Rama fu colpito da un particolare nella narrazione di Agastya, e gli chiese spiegazioni.

“Tu hai detto che Vaishravana occupò Lanka, una città che era stata occupata dai Rakshasa. Ma a quel tempo Ravana non era ancora nato. Era esistita forse un'altra razza Rakshasa precedente a Ravana?” 

Agastya si preparò a rispondere all'osservazione di Rama.

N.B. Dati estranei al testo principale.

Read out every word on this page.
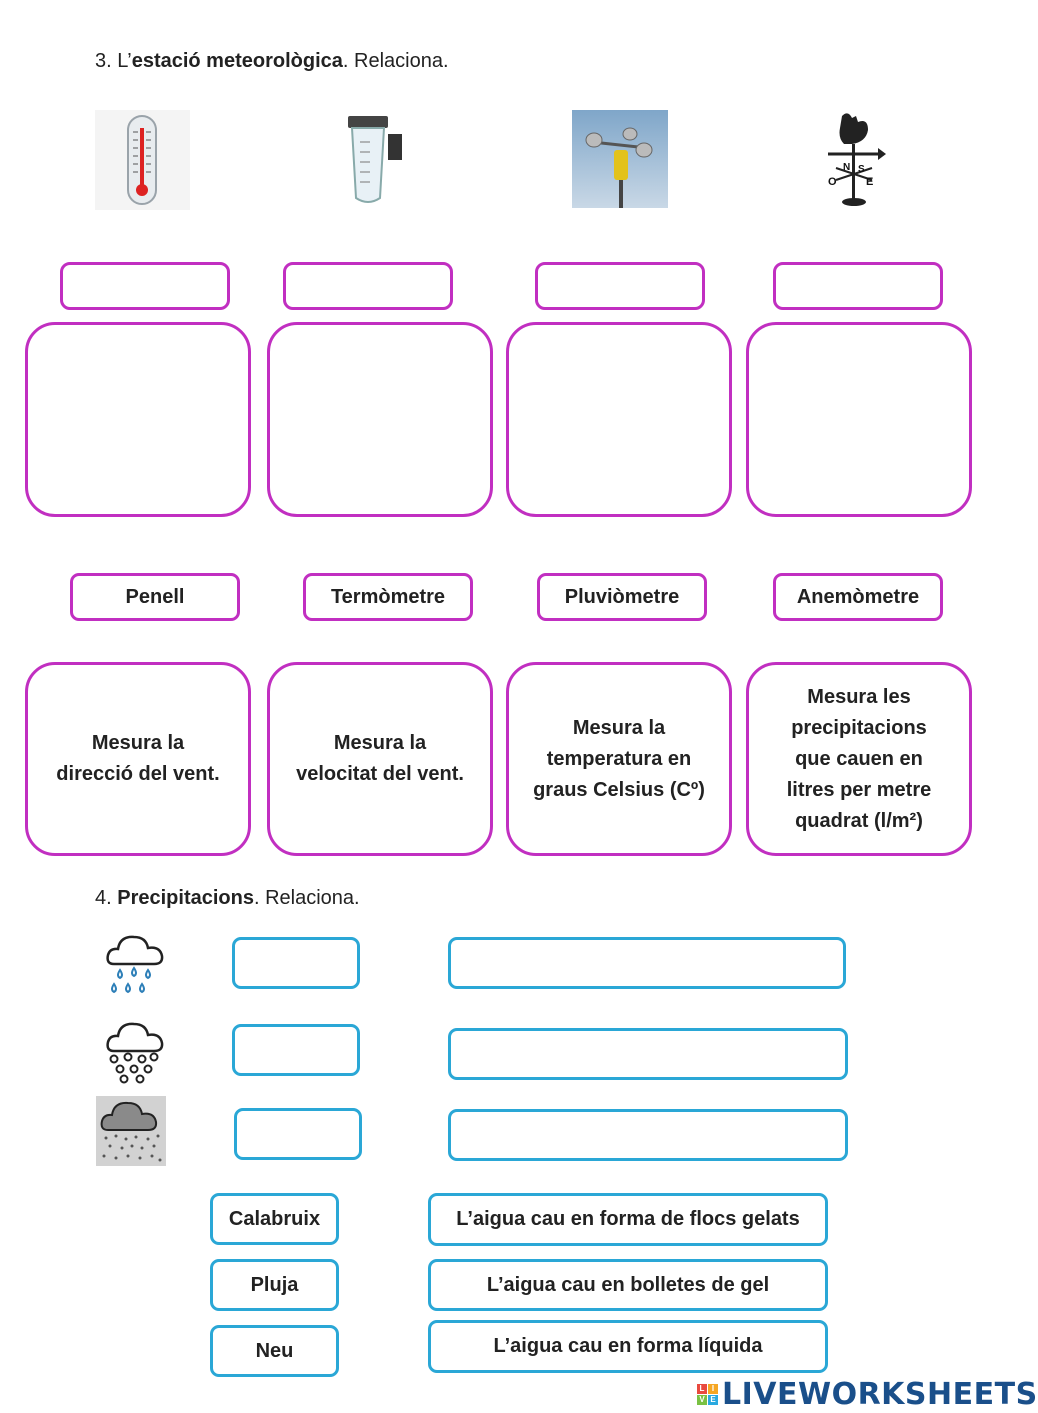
3. L’estació meteorològica. Relaciona.
N
O
S
E
Penell	Termòmetre	Pluviòmetre	Anemòmetre
Mesura la
direcció del vent.
Mesura la
velocitat del vent.
Mesura la
temperatura en
graus Celsius (Cº)
Mesura les
precipitacions
que cauen en
litres per metre
quadrat (l/m²)
4. Precipitacions. Relaciona.
Calabruix
Pluja
Neu
L’aigua cau en forma de flocs gelats
L’aigua cau en bolletes de gel
L’aigua cau en forma líquida
L I
V E LIVEWORKSHEETS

“All'inizio della creazione Brahma creò le acque dell'oceano e alcune entità viventi che le proteggessero. Ma questi esseri furono afflitti dalla fame e dalla sete. Non riuscendo più a tollerarle, andarono da Brahma. E il grande architetto dell'universo disse:

“Il vostro dovere è quello di proteggere queste acque.”

“Alcuni di coloro che avevano fame e sete dissero:

“Noi le proteggeremo.”

“E altri dissero:

“Noi mangeremo.”

“E Brahma replicò:

“Chi di voi intendeva obbedire alle mie istruzioni e ha detto ‘noi le proteggeremo’ diventeranno potenti Rakshasa, e chi di voi voleva cedere alla fame e ha detto ‘noi mangeremo’ diventeranno Yaksha.”

“Da allora iniziarono queste due differenti stirpi di esseri.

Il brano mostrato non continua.